La scorsa settimana l’Università degli Studi di Catania ha intrapreso una collaborazione con alcuni ricercatori dell’Università di Hirosaki, in Giappone, per studiare gli effetti biologici del gas radon nei paesi alle pendici dell’Etna.
Il progetto Kakeni
L’incontro di presentazione è avvenuto lo scorso martedì 25 novembre nei locali dell’Azienda Ospedaliero Universitaria Policlinico Rodolico San Marco, alla presenza del rettore dell’Università di Hirosaki, l’ortopedico Yasuyuki Ishibashi, del direttore dell’ospedale sempre di Hirosaki, il chirurgo gastroenterologo Kenichi Hakamada, una rappresentanza di docenti dell’ateneo nipponico e del commissario straordinario del Policlinico Giorgio Giulio Santonocito.
Il progetto, denominato Kakeni, prevede quindi lo studio dell’impatto ambientale del gas radon sulla popolazione etnea. Durante l’edizione del Tgr Sicilia dello scorso 27 novembre è stato raccontato come i ricercatori giapponesi siano stati accolti a Trecastagni e a Randazzo per l’installazione di un monitor per il rilevamento del gas radon, anche per accertare gli effetti negativi sulla salute dell’uomo.
Dove il gas radon viene emanato esattamente
I livelli più elevati di gas radon sono stati rilevati negli edifici più vicini alle faglie, nello specifico sui fianchi est e sud del vulcano. Per questo motivo il team di ricercatori si è concentrato sui centri di Trecastagni e Randazzo. Inoltre per portare avanti questo progetto verranno effettuati degli esami del sangue a dei cittadini che vi si vorranno sottoporre volontariamente.

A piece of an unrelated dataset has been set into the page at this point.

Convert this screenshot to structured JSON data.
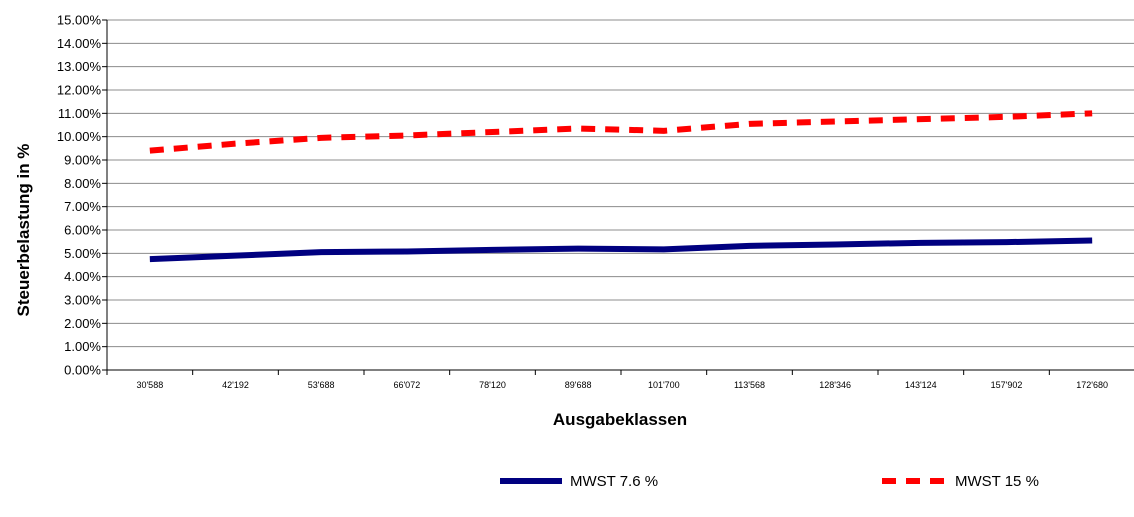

L’incontro con i ricercatori giapponesi avverrà ogni tre mesi in un anno, ma in pochi ricorderanno che alcuni mesi dopo il famoso sisma di Santo Stefano del 2018 venne accertato come le faglie dell’Etna emettano proprio questo gas. In quel periodo venne accertato come le faglie fratturino in maniera molto intensa le rocce circostanti aumentando in questo modo la loro permeabilità. Per questo motivo i gas contenuti al loro interno raggiungono molto facilmente la superficie e tra questi c’è anche il radon, che viene monitorato h24 dall’Istituto Nazionale di Geofisica e Vulcanologia attraverso dei sensori in alcune aree nelle quali si verifica l’attività vulcanica e sismica.